Houve um tempo em que, ao sentarmos para lanchar à tarde,
minhas filhas ainda pequenas e eu ficávamos a conversar sobre assuntos diversos
até o momento em que, quase findando o lanche eu lhes dizia:
“Quando eu era pequena...”
Imediatamente as três paravam todas as atividades, bracinhos
cruzados em cima da mesa e queixos apoiados nos braços, aguardavam a história
da minha infância que seria contada em seguida. Nesses momentos nada mais
importava para elas, apenas a ansiedade por ouvir uma historinha vivida num
tempo e num espaço inimagináveis para elas. Foram momentos felizes, muito
felizes e de agradável lembrança.
Numa dessas tardes contei-lhes a história, que por sua vez
me foi contada por meu pai, acontecida quando ele era jovem. Fazendo uma continha
rápida, voltaremos, facilmente, à primeira metade do século vinte. A história era a seguinte:
A capela de Barra Velha havia adquirido, ou recebido como
doação, um sino para ser colocado no alto da torre da igreja com a finalidade
de chamar os fieis para rezar. A dificuldade surgida é que esse sino havia sido
entregue, por engano, na capela da localidade de Penha, distante uns quinze
quilômetros e o padre precisaria ir buscá-lo lá. Este, já velhinho e sem
recursos, via-se impossibilitado de fazer tal viagem. Foi quando um grupo de
jovens destemidos da localidade apresentou-se como voluntário para buscar o
sino da capela. Eram três ou quatro rapazes que gostavam de se divertir e
serviam-se de qualquer pretexto para viver novas aventuras, fazer brincadeiras
e dar boas gargalhadas.
E lá foram eles a pé, nesse tempo não havia estradas e muito
menos carros para transitar por elas. Seguiram pelo “carreiro”, um caminho que
beirava a praia, utilizado pelas pessoas que faziam esse trajeto, conversando e
dando risada.
Algumas horas depois, chegaram finalmente à Penha, pegaram o
sino, penduraram-no num pedaço de pau e botaram-se no caminho de volta,
revezando-se de dois em dois para carregar o peso.
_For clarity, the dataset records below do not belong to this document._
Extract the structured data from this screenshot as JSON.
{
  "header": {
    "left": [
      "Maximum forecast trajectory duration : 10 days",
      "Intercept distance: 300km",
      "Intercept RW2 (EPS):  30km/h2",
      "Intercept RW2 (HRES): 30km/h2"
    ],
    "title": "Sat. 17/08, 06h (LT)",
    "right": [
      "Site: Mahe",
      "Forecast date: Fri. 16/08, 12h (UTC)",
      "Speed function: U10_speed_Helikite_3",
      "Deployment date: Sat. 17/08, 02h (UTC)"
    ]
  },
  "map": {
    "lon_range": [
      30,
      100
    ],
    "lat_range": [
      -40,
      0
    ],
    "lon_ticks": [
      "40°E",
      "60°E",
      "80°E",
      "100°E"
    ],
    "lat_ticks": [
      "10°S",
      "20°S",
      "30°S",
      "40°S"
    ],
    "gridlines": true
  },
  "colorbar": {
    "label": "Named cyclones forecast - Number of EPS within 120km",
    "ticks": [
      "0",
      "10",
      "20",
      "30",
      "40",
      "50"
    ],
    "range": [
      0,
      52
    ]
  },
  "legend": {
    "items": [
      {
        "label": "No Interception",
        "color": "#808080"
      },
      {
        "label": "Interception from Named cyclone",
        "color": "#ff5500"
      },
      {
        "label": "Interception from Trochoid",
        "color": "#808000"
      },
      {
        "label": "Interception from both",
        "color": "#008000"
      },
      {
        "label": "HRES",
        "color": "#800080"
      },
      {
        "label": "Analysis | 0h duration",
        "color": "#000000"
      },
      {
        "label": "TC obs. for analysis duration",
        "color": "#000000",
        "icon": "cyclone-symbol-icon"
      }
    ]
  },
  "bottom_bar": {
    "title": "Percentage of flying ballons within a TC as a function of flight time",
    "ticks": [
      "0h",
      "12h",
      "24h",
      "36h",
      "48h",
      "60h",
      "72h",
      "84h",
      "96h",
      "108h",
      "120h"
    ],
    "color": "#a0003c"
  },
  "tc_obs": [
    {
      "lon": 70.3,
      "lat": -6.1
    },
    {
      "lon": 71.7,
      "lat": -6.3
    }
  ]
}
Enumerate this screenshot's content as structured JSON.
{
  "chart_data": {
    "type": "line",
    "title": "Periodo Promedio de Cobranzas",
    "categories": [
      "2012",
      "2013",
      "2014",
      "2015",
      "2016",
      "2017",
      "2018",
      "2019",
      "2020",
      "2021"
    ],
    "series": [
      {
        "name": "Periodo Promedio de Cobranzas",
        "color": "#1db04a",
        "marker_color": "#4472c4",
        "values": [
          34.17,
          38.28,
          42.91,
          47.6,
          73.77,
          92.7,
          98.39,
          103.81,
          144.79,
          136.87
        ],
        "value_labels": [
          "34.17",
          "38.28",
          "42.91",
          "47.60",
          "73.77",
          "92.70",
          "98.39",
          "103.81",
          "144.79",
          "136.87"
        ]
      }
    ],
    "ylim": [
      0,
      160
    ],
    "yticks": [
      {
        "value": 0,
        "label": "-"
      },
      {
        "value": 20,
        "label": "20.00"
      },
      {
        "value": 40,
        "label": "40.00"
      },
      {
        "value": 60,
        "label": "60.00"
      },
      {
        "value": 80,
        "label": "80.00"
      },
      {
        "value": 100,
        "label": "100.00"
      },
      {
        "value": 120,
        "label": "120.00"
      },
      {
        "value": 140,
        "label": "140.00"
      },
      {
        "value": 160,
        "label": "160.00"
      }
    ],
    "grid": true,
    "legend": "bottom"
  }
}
Vinham, como sempre, se divertindo quando, ao passarem por
um trecho denominado Xororom, onde a
vegetação cobria o caminho formando uma espécie de túnel, tornando-o escuro e
sombrio mesmo de dia, ouviram, ao longe, um trote de cavalo. Um cavaleiro
solitário se aproximava. Os rapazes entreolharam-se e nem precisaram falar
nada. Esconderam-se no mato com o sino e, em silêncio aguardaram a passagem do
cavaleiro pelo local. No momento exato em que o pobre homem passava por aquele
trecho sinistro, tocaram violentamente o sino. Ouviram então o galope do cavalo
saindo em disparada. Riram até não poder mais, penduraram o sino e seguiram
viagem. Pelo caminho encontraram estribos, pelegos, selas e arreios do cavalo
fugitivo.
Do cavaleiro nunca ouviram falar. Não conseguiram
identificá-lo, nem puderam afirmar sobre sua sobrevivência.